|Skeena River, British Columbia 1996|
When I lived in Northern British Columbia, I was amazed at the mountain-scapes all around me. They were majestic and beautiful. The pictures I had seen were also majestic and beautiful, but somehow they didn't really capture something. In many ways the photos captured the mountain-scapes well, but they could never represent the awesomeness of their presence.
There is something vastly different about actually being there in the presence of those ominous, overwhelmingly massive monoliths of natural raw power. It is more than any photo could ever hope to capture.
|My Great Grandmother, Grandmother |
and Great Aunt in 1925
Of course, photos can take us places we have never been, or to times we never lived in. I have never been to China, but a quick google search and I can know what the forbidden city looks like. I have never met my great grandparents, but a rummage through some old boxes reveals their likeness. Yet somehow it is just not the same as having met them.
We forget this in today's media driven world. We are more interested in seeing things on the small screen than participating in the real life spectacle that is around us. Do we think it is better? Or somehow more exciting? And now that we all have quick and easy access to a camera on our cell phone that is always with us, it is too easy to look at that little screen rather than look around us and take it all in.
Virtual reality is becoming our reality. Take the Microsoft Hololens for example; an amazing piece of tech that allows us to see things in the room that aren't really there. And the things that are there seem to fade as they become backgrounds on which to build our virtual world.
Studies have proven we don't remember as well when we are taking pictures as we do when we are actually present in the moment. If you are constantly taking photos, it begs the question, did you really see it, or did you just watch it on a little TV?
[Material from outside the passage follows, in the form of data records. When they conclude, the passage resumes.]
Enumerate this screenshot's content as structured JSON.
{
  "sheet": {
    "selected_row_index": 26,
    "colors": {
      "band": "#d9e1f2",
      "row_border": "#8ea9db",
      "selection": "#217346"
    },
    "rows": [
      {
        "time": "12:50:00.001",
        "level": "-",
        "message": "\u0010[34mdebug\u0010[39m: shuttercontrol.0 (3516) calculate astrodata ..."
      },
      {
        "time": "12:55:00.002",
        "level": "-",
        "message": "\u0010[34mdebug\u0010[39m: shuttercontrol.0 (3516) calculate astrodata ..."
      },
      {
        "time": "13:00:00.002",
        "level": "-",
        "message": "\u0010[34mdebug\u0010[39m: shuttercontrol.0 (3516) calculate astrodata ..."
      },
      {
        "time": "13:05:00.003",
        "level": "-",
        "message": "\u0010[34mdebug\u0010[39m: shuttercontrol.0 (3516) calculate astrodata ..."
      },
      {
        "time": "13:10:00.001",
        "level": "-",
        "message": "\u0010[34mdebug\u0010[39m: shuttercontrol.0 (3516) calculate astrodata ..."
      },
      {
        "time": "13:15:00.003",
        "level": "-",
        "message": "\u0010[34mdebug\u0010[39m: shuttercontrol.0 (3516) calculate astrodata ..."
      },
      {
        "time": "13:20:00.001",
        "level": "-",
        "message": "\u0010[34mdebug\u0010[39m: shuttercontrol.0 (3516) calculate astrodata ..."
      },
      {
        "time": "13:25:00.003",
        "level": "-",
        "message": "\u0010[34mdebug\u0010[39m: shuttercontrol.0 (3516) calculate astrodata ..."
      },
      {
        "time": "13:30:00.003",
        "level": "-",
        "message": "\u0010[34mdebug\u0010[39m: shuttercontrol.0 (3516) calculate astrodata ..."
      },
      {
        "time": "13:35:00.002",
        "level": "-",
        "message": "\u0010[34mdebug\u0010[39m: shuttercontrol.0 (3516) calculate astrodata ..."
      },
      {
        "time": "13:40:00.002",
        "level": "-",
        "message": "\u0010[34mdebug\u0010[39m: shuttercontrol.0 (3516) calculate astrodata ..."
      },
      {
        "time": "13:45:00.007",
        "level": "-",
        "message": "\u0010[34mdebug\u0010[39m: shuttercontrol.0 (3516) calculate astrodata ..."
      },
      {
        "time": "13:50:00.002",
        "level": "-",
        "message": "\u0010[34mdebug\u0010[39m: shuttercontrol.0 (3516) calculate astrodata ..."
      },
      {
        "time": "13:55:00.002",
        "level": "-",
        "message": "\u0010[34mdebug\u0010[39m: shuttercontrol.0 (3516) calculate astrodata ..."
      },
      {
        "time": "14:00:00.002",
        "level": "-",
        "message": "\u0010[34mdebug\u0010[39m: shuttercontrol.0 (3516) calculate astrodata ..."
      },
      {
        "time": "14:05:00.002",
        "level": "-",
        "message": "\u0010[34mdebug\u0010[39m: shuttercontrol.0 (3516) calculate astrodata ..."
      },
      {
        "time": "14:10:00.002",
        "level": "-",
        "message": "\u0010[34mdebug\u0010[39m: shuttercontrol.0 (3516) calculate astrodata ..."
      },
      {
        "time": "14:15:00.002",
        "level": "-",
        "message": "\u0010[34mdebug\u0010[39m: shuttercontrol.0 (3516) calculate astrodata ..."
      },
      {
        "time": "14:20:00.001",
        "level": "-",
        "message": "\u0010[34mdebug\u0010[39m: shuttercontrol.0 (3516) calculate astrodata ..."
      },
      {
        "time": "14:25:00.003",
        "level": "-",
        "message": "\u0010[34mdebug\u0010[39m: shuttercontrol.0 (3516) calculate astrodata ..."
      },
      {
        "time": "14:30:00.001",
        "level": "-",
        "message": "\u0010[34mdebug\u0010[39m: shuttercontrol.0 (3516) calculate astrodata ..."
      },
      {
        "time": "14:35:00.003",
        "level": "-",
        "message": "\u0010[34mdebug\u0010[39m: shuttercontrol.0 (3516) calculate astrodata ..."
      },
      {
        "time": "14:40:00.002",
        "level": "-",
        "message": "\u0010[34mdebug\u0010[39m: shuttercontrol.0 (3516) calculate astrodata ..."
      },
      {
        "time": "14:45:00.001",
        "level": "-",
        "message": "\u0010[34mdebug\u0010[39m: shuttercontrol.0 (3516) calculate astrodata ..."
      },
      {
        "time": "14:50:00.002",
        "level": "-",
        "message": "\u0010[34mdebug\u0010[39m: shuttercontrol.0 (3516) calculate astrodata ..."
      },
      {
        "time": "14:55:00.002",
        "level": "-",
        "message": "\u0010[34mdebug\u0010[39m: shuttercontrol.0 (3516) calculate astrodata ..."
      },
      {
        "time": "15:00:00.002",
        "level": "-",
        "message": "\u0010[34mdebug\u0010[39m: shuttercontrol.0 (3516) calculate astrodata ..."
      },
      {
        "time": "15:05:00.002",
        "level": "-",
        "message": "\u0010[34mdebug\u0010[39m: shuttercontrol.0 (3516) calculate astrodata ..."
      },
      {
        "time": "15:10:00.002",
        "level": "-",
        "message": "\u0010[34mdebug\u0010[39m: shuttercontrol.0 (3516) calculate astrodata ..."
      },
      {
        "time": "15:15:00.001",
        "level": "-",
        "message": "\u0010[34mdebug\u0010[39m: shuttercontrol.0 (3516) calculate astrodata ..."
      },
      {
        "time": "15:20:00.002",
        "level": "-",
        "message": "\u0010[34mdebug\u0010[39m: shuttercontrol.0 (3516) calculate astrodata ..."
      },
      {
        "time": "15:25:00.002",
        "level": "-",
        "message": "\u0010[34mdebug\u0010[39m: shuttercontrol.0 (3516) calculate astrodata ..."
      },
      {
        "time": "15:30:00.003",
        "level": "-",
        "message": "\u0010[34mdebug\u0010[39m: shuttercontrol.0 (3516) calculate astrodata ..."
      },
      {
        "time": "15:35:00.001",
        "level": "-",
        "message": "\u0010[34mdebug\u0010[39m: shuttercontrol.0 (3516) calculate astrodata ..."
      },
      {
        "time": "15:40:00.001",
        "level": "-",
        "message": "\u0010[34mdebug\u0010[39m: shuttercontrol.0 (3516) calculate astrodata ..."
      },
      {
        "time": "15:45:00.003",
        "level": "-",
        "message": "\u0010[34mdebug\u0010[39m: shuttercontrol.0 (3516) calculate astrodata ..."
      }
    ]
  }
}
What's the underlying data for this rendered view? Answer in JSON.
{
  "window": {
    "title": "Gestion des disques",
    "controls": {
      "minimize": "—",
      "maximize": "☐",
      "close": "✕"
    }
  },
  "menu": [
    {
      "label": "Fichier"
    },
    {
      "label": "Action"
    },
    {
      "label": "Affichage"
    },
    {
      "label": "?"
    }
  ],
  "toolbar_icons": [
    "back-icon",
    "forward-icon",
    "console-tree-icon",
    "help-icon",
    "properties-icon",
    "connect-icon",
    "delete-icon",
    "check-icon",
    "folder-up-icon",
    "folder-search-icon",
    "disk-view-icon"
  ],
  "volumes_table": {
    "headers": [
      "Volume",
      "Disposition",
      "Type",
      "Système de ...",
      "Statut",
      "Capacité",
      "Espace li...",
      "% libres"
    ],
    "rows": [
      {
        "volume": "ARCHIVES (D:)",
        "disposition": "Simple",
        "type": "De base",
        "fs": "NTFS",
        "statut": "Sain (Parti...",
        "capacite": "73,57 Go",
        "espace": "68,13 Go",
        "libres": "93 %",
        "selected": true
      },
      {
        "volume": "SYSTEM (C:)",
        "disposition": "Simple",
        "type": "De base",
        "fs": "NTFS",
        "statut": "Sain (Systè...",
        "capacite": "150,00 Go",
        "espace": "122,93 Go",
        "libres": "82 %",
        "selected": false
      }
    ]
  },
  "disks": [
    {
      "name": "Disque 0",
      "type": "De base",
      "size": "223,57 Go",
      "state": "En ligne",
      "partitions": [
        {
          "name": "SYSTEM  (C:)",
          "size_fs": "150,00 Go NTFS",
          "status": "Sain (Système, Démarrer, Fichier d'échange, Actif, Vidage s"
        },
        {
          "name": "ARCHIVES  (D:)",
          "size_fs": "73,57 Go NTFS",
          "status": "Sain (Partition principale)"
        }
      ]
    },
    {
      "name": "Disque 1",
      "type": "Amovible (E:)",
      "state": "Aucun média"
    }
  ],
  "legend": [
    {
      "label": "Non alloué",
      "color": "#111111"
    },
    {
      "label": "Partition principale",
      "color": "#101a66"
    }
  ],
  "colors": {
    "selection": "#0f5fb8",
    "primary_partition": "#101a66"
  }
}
And what are you going to do with all those pictures you take anyway? You will probably store them on a hard drive never to look at them and only to loose them when you buy your next computer, or the computer crashes. Even if you store them in the cloud in Facebook, or some other service, you rarely look back at them. Unlike the days of the photo album, when the number of images we took was limited and somehow seemed more meaningful and tangible; when we took them off the shelf once in a while to reminisce. Now we take thousands of photos and store them virtually only making them all of lesser value.
There is a place for photography, and even a need to take photos. But taking photos should not become the purpose of our presence at any place or event (unless you are being paid to do so). So the next time you are at a wedding, or your family is gathered for Christmas, or a birthday party; put the camera down. Talk to some people, look around you and appreciate where you are. Sure, take a few photos to remember the occasion - or leave that to the professional hired for the occasion - you don't want to be known as that person who always has their camera up standing in front blocking everyone else's view when you aren't even looking at reality anyway. Instead be known as the person who was enjoying themselves and participate in the experience.
Your life will be all the richer for it. Maybe you will even have a life.
But then that's just my view - from Gary's Lens.